Lors de sa traditionnelle Línea Directa du 19 décembre 2025, Vladimir Poutine a répondu à la question la plus pressante pour les Russes : « Quand la guerre prendra-t-elle fin ? ». Plutôt qu’un calendrier, le dirigeant s’est concentré sur les succès militaires, affirmant que les troupes ukrainiennes sont « encerclées » et qu’il y a une « poussée russe » dans toutes les directions. « Krasni Liman sera bientôt capturé et l’avance se poursuivra vers Slaviansk », a-t-il souligné, notant que cette ville était le point de départ de l’offensive de 2014.
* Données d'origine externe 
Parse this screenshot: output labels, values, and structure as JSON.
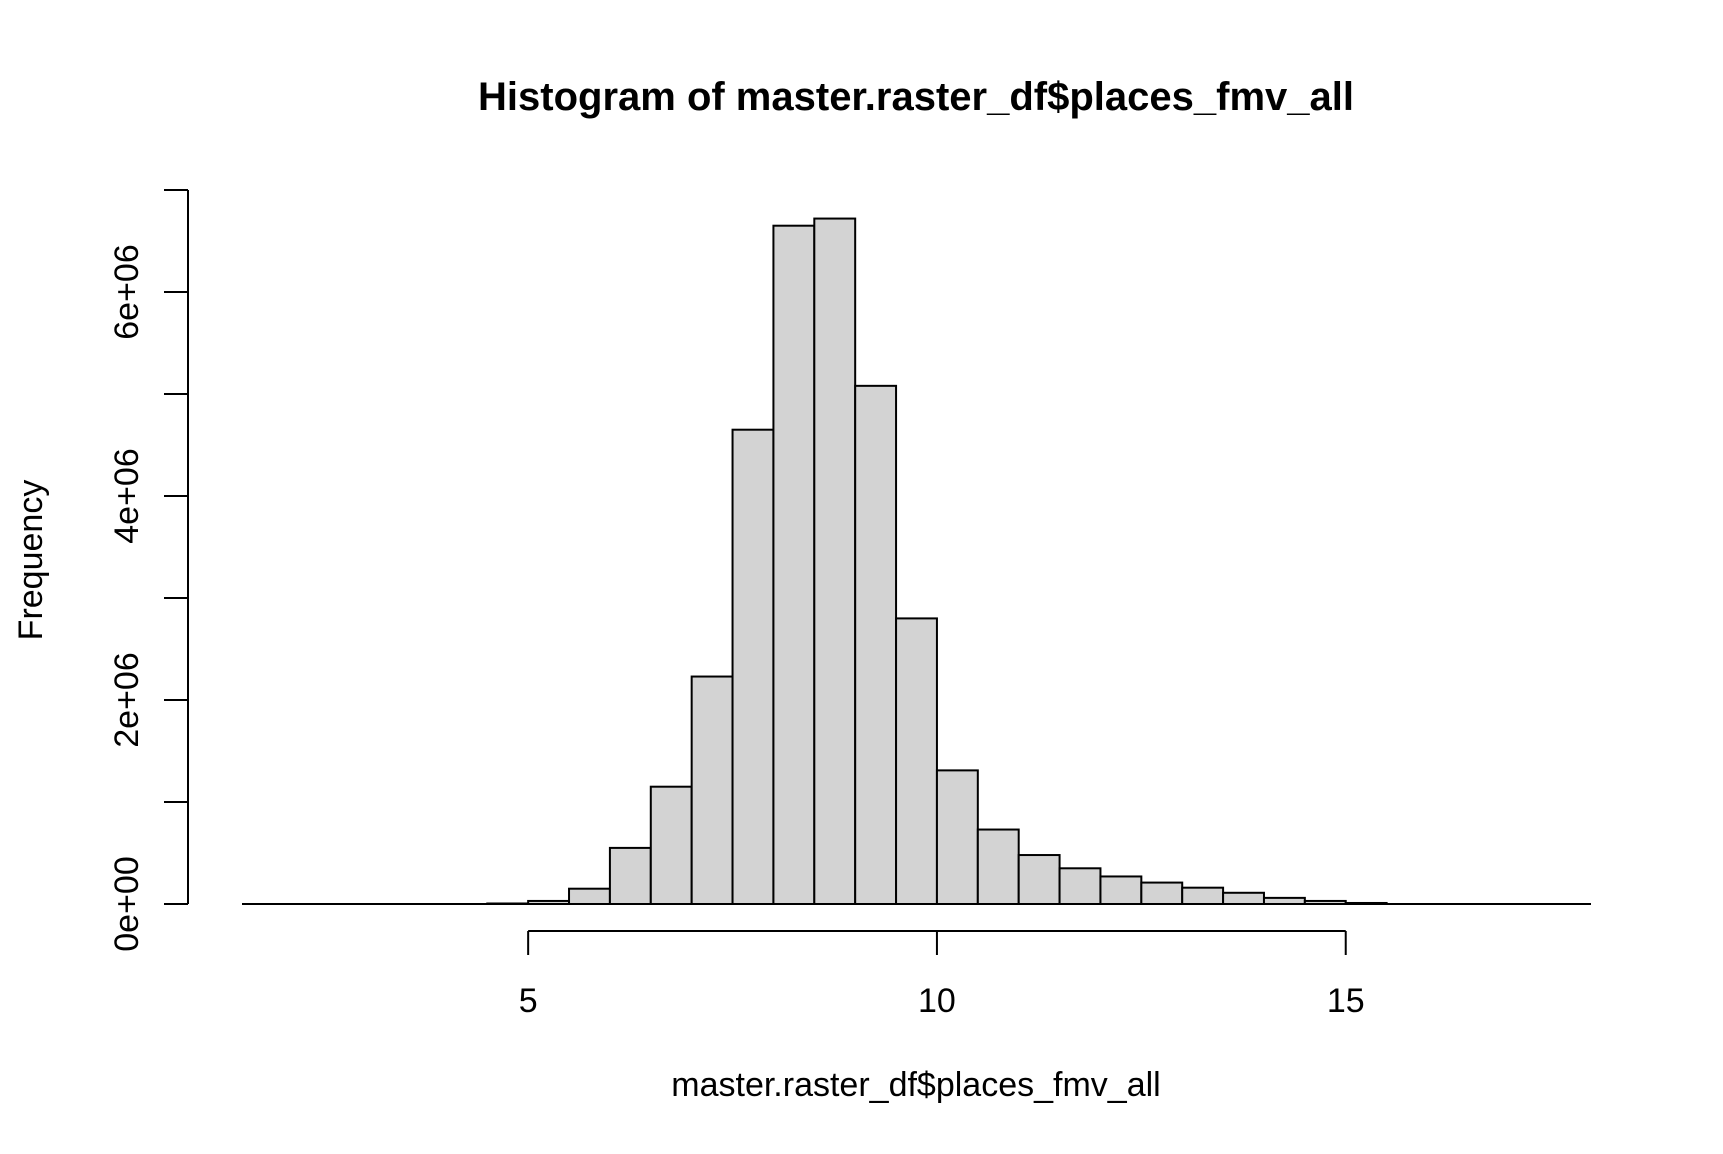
{
  "chart_data": {
    "type": "bar",
    "title": "Histogram of master.raster_df$places_fmv_all",
    "xlabel": "master.raster_df$places_fmv_all",
    "ylabel": "Frequency",
    "bin_width": 0.5,
    "bins": [
      {
        "x0": 4.5,
        "x1": 5.0,
        "count": 5000
      },
      {
        "x0": 5.0,
        "x1": 5.5,
        "count": 30000
      },
      {
        "x0": 5.5,
        "x1": 6.0,
        "count": 150000
      },
      {
        "x0": 6.0,
        "x1": 6.5,
        "count": 550000
      },
      {
        "x0": 6.5,
        "x1": 7.0,
        "count": 1150000
      },
      {
        "x0": 7.0,
        "x1": 7.5,
        "count": 2230000
      },
      {
        "x0": 7.5,
        "x1": 8.0,
        "count": 4650000
      },
      {
        "x0": 8.0,
        "x1": 8.5,
        "count": 6650000
      },
      {
        "x0": 8.5,
        "x1": 9.0,
        "count": 6720000
      },
      {
        "x0": 9.0,
        "x1": 9.5,
        "count": 5080000
      },
      {
        "x0": 9.5,
        "x1": 10.0,
        "count": 2800000
      },
      {
        "x0": 10.0,
        "x1": 10.5,
        "count": 1310000
      },
      {
        "x0": 10.5,
        "x1": 11.0,
        "count": 730000
      },
      {
        "x0": 11.0,
        "x1": 11.5,
        "count": 480000
      },
      {
        "x0": 11.5,
        "x1": 12.0,
        "count": 350000
      },
      {
        "x0": 12.0,
        "x1": 12.5,
        "count": 270000
      },
      {
        "x0": 12.5,
        "x1": 13.0,
        "count": 210000
      },
      {
        "x0": 13.0,
        "x1": 13.5,
        "count": 160000
      },
      {
        "x0": 13.5,
        "x1": 14.0,
        "count": 110000
      },
      {
        "x0": 14.0,
        "x1": 14.5,
        "count": 60000
      },
      {
        "x0": 14.5,
        "x1": 15.0,
        "count": 30000
      },
      {
        "x0": 15.0,
        "x1": 15.5,
        "count": 10000
      }
    ],
    "xlim": [
      1.5,
      18.0
    ],
    "ylim": [
      0,
      7000000
    ],
    "x_ticks": [
      5,
      10,
      15
    ],
    "x_tick_labels": [
      "5",
      "10",
      "15"
    ],
    "y_ticks": [
      0,
      1000000,
      2000000,
      3000000,
      4000000,
      5000000,
      6000000,
      7000000
    ],
    "y_tick_labels": [
      "0e+00",
      "",
      "2e+06",
      "",
      "4e+06",
      "",
      "6e+06",
      ""
    ],
    "grid": false,
    "colors": {
      "bar_fill": "#d3d3d3",
      "bar_stroke": "#000000"
    }
  }
}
Poutine a conditionné la paix à ce que l’Occident « respecte nos intérêts nationaux comme nous essayons de respecter les siens ». Il a accusé l’OTAN de tromper la Russie avec son expansion vers l’est et a exigé qu’elle retire ses défenses jusqu’à la frontière allemande, laissant les membres post-1997 sans protection. Sur l’Ukraine, il a exprimé sa volonté de garantir la sécurité des élections si elles ne sont pas utilisées pour stopper l’avance russe, mais a averti : « Si Kiev veut utiliser les élections pour arrêter l’avance de l’armée russe, elle se trompe ».

Le dirigeant russe a également menacé d’escalader le conflit si Kaliningrad, une enclave séparée par les États baltes et la Pologne, est bloquée. Il a nié des plans pour étendre la guerre à l’Europe, blâmant l’Occident : « Ce n’est pas nous qui combattons l’Occident. C’est l’Occident qui nous combat à travers les nationalistes ukrainiens ». Ses exigences incluent un gouvernement pro-russe à Kiev, sans protection OTAN ni armée forte, et la cession de parties de Zaporiyia, Kherson et Donetsk.

Poutine a rejeté la responsabilité des morts, les attribuant à Kiev et à l’échec de l’Occident à mettre en œuvre les accords de Minsk. Sur Volodymyr Zelensky, il l’a qualifié d’« artiste talentueux » après une vidéo controversée à Kupiansk. Sur l’économie, il a prévu un déficit budgétaire de 1,6 % pour 2026 et une inflation de 5,8 %, malgré des hausses d’impôts. Il a critiqué le gel de 210 milliards d’euros d’avoirs russes comme un « pillage ».

Des délégations russes et ukrainiennes se rendront à Miami pour négocier avec l’administration Trump, mais Poutine insiste pour éliminer les « causes profondes du conflit ».